Head of the Special Organised Crime Unit (SOCU), Senior Superintendent, Fazil Karimbaksh has confirmed that Jordon will be charged.
He disclosed that there are several other investigations ongoing into Jordan’s alleged criminal misconduct while he was Finance Minister.

The head of SOCU also revealed that during the course of the investigation, the former Finance Minister reported through his lawyer that he was sick and received five days bed rest.
After presenting himself to police, he was then questioned and took an additional 15 days of bed rest.
Further, the Senior Superintendent noted that police, on Wednesday, visited Jordon’s residence but they were unable to contact him.
On December 2, 2021, the Former Finance Minister was arrested and the Guyana Police Force (GPF) noted that two transactions purportedly done during Jordan’s time as Finance Minister are currently under investigation. There were more details for the first transaction under investigation than the second.
A GPF release had said: “The first transaction… relates to the sale and vesting of the State’s largest wharf facilities located at Kingston, Georgetown, valued approximately GY$8 billion (US$40,000,000) and Minister Jordan issued a vesting order passing Title to the purchaser, without the payment of any further sum of monies.”
Police said the vesting order noted that the property was sold without encumbrance and liabilities with no further monies owed by the purchaser. “Transport was subsequently issued for this property and the value strangely stated on the Transport was GY$400,000,000 (US$2,000,000).”
“Further, the Agreement of Sale stated that Title must only pass upon full payment of purchase price,” the police release added.
“The purchaser, BK Marines Limited, paid only 10 per cent of this purchase price, that is GY$20 million (US$100,000) and Minister Jordan issued a vesting order passing Title to the purchaser, without the payment of any further sum of monies,” the release continued.
Investigations are ongoing, the law enforcement agency said, but Jordan was also identified as being allegedly involved in a second transaction. “Investigators have evidence to establish that a facility that is a mere fraction of the size of the State property under investigation, located some seven miles upriver was sold to a private company for US$17 million.”

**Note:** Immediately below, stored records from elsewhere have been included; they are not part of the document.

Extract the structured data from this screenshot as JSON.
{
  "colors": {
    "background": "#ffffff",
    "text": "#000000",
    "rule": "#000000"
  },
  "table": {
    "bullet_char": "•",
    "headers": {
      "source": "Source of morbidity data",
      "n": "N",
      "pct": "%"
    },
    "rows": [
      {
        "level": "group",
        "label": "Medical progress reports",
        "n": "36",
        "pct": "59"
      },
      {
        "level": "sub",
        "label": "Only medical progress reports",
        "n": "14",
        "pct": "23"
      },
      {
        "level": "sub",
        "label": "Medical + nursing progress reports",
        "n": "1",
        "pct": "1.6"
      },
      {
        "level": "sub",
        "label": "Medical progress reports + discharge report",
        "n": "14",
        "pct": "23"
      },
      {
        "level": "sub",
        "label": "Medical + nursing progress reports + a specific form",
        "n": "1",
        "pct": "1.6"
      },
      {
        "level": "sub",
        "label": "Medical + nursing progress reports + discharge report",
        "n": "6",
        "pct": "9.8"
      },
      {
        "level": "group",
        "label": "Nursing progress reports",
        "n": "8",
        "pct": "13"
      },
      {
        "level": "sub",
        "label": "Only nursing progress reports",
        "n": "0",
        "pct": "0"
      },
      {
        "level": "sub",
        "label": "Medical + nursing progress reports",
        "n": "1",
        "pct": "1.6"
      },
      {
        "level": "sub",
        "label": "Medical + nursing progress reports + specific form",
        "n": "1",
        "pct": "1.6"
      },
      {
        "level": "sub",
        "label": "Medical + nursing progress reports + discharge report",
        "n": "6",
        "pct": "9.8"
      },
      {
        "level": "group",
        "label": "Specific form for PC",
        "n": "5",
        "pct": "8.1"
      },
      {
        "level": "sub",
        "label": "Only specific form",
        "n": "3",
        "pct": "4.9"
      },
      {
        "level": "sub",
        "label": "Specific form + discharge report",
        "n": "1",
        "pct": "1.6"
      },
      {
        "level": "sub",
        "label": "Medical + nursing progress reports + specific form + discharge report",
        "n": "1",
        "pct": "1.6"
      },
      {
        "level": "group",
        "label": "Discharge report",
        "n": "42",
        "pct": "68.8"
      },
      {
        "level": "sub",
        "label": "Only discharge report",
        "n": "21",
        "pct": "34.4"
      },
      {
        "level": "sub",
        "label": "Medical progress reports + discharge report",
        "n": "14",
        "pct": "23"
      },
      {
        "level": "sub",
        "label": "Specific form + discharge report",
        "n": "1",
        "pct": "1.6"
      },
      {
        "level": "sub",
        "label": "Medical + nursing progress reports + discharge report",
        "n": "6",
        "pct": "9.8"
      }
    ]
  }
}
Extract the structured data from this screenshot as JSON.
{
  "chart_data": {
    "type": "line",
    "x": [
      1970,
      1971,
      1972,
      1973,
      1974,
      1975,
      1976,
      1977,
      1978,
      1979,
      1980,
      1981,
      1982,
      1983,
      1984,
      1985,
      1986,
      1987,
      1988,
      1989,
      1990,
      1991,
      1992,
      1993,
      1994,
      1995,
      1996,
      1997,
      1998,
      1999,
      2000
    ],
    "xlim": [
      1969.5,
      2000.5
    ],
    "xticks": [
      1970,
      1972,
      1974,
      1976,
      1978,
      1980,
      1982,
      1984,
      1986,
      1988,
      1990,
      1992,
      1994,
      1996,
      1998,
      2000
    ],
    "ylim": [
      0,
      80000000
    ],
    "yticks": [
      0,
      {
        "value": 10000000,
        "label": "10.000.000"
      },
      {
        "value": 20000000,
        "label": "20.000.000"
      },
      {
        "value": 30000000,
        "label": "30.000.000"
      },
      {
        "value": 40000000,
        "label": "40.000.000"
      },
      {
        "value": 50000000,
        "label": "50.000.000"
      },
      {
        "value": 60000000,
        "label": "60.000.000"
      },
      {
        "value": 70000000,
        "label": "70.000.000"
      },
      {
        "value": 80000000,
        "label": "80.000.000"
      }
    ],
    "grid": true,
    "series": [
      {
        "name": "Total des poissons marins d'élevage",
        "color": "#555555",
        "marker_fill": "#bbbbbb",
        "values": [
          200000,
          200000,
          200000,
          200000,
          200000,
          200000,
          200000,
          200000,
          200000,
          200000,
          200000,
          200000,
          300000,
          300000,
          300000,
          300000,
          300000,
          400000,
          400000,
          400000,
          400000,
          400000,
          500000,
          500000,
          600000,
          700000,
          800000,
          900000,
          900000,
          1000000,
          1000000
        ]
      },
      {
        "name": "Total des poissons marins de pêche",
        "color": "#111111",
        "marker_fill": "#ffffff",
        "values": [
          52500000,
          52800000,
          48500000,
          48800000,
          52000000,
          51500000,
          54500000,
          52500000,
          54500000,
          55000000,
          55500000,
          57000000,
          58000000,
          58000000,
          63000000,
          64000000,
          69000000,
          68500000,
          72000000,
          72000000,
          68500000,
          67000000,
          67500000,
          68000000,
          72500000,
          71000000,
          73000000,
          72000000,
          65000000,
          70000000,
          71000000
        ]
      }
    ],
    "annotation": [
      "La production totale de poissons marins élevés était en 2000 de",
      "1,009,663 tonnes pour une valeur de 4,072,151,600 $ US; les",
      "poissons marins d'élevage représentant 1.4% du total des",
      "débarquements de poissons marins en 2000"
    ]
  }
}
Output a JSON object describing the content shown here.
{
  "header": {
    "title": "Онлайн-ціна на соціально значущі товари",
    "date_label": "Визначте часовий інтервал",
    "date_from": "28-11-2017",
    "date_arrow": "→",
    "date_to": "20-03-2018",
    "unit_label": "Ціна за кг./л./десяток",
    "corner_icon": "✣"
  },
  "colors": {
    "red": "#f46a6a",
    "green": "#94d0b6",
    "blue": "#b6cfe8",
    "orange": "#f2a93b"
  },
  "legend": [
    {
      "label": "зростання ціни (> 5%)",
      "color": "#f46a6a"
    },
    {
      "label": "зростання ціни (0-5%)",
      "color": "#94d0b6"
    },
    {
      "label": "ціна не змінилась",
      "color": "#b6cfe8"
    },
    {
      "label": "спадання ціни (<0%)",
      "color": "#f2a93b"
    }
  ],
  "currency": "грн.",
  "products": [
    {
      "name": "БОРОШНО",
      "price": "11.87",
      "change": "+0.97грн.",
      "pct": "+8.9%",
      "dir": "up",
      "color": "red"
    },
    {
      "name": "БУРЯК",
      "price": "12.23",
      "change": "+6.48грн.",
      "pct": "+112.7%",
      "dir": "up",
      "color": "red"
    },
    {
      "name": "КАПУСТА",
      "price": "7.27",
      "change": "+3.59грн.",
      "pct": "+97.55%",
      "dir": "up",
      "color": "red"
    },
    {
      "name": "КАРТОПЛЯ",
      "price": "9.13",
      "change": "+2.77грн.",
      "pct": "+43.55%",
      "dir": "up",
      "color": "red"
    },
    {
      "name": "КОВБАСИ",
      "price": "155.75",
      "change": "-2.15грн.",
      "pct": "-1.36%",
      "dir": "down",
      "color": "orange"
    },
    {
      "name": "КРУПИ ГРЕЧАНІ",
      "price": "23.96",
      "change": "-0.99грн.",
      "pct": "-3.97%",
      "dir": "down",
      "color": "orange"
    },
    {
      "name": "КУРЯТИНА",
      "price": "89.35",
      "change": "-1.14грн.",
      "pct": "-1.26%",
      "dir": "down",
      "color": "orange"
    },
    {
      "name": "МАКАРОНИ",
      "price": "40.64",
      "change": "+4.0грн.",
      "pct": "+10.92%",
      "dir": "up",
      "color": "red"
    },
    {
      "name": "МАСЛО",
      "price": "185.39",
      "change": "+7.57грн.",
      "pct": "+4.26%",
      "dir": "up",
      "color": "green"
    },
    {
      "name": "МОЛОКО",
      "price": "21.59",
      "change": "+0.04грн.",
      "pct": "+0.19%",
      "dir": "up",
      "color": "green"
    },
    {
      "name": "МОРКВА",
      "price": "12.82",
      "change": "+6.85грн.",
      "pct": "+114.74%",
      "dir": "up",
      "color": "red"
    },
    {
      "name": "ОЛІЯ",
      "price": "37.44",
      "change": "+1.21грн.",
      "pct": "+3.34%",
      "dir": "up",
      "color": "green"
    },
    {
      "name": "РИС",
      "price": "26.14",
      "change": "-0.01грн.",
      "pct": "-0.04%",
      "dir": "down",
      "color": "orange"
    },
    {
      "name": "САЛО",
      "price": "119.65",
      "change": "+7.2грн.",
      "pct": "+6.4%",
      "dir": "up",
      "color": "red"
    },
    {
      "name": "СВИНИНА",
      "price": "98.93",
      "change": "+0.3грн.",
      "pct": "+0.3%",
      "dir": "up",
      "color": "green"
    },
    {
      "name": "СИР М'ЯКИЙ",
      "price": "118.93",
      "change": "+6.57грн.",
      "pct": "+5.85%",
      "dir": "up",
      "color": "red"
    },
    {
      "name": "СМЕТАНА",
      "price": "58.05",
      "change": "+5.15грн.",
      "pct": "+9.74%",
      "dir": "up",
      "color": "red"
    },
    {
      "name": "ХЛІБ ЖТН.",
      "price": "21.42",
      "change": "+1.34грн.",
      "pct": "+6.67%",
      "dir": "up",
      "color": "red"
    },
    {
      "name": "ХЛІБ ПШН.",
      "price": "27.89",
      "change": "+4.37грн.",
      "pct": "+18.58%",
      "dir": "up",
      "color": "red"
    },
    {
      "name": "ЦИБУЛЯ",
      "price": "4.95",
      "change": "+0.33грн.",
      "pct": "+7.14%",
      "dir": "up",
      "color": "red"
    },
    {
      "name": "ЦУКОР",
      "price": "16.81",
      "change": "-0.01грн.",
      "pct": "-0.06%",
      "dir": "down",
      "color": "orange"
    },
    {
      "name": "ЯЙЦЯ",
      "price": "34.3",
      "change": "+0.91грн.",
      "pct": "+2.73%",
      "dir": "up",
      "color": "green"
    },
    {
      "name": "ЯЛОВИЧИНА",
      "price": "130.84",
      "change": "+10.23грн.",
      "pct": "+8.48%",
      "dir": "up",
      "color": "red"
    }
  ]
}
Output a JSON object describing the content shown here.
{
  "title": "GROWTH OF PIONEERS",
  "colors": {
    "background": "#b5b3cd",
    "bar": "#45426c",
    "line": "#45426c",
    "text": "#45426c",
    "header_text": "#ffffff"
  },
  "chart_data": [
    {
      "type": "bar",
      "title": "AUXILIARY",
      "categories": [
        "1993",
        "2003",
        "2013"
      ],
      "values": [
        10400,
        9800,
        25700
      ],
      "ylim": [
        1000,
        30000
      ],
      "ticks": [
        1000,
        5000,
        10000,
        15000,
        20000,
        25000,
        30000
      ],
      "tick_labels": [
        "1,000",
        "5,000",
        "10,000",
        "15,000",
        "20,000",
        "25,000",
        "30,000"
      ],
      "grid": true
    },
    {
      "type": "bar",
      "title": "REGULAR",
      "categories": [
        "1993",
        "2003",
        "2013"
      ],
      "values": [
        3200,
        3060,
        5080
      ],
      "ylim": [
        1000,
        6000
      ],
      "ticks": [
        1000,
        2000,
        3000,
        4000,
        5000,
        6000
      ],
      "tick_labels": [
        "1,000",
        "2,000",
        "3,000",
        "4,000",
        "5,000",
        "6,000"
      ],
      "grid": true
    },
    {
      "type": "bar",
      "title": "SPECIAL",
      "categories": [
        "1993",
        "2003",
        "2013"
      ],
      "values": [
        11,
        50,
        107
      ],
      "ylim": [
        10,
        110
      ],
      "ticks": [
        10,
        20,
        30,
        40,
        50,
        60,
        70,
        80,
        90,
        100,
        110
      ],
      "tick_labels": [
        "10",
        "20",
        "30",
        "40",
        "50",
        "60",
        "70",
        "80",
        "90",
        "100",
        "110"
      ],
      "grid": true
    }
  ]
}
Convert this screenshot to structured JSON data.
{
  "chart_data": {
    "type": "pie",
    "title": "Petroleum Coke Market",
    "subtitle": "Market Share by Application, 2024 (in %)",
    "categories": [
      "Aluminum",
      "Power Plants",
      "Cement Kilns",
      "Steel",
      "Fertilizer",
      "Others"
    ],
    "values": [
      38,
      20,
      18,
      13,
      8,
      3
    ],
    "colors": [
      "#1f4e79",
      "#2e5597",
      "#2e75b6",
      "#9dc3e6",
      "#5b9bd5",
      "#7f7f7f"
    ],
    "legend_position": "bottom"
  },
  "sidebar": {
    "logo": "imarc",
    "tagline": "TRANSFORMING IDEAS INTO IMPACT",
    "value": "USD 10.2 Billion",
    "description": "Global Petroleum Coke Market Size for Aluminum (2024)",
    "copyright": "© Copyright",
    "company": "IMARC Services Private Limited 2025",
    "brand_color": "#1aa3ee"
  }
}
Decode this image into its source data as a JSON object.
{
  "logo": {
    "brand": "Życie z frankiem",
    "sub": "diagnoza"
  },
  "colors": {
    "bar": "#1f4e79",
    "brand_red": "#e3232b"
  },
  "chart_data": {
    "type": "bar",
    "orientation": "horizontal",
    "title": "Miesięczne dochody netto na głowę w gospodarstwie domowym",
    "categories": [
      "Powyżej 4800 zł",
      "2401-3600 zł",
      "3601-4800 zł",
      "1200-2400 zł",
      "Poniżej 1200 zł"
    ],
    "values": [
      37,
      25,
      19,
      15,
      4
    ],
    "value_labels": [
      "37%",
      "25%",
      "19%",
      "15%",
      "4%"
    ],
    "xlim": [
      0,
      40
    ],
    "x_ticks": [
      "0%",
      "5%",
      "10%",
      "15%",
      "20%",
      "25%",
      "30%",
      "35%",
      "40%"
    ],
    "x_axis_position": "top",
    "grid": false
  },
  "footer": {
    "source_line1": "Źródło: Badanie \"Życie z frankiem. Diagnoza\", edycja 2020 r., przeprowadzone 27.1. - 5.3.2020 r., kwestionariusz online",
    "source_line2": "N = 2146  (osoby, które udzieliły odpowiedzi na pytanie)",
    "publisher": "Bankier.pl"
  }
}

As it relates to the first transaction which the former Finance Minister is implicated in, the matter caught the public’s attention in early 2020 as it was reported in the media that the sale of the Kingston lands occurred just days before the 2020 General and Regional Elections.
A public concern was also that the Cabinet of Ministers apparently granted approval to the National Industrial and Commercial Investments Limited (NICIL), an entity under the Minister of Finance’s purview, for the sale of now-contested land which was in the care of NICIL.
By its own admission in an April 2020 statement to the public during the APNU+AFC administration, NICIL said: “In October 2019, NICIL received approval [for the sale of the land in question], following which the Vesting Order was prepared, signed and gazette.”
At the time, NICIL had received the approval allegedly from the Cabinet of Ministers. Cabinet had been defunct, a consequence of the court rulings made following the successful passage of the no-confidence motion in December 2018 against the former President, David Granger-led administration.
In February 2019, now Opposition Leader, Joseph Harmon, who was then the Minister of State under the David Granger Government, said Cabinet had not been meeting because of the January 2019 ruling by the High Court that the no-confidence motion was successfully passed.
However, Harmon said plenaries of all junior and senior ministers were being held.
“There is a judgement of the court that was made with respect to the Cabinet and that judgement is appealed but we have not obtained a stay of the judgement as yet and, therefore, we have not held Cabinet meetings as such,” Harmon had told a press conference in February 2019.
The Cabinet of Ministers for the APNU+AFC administration was never reconvened as successive efforts by the then government were unsuccessful.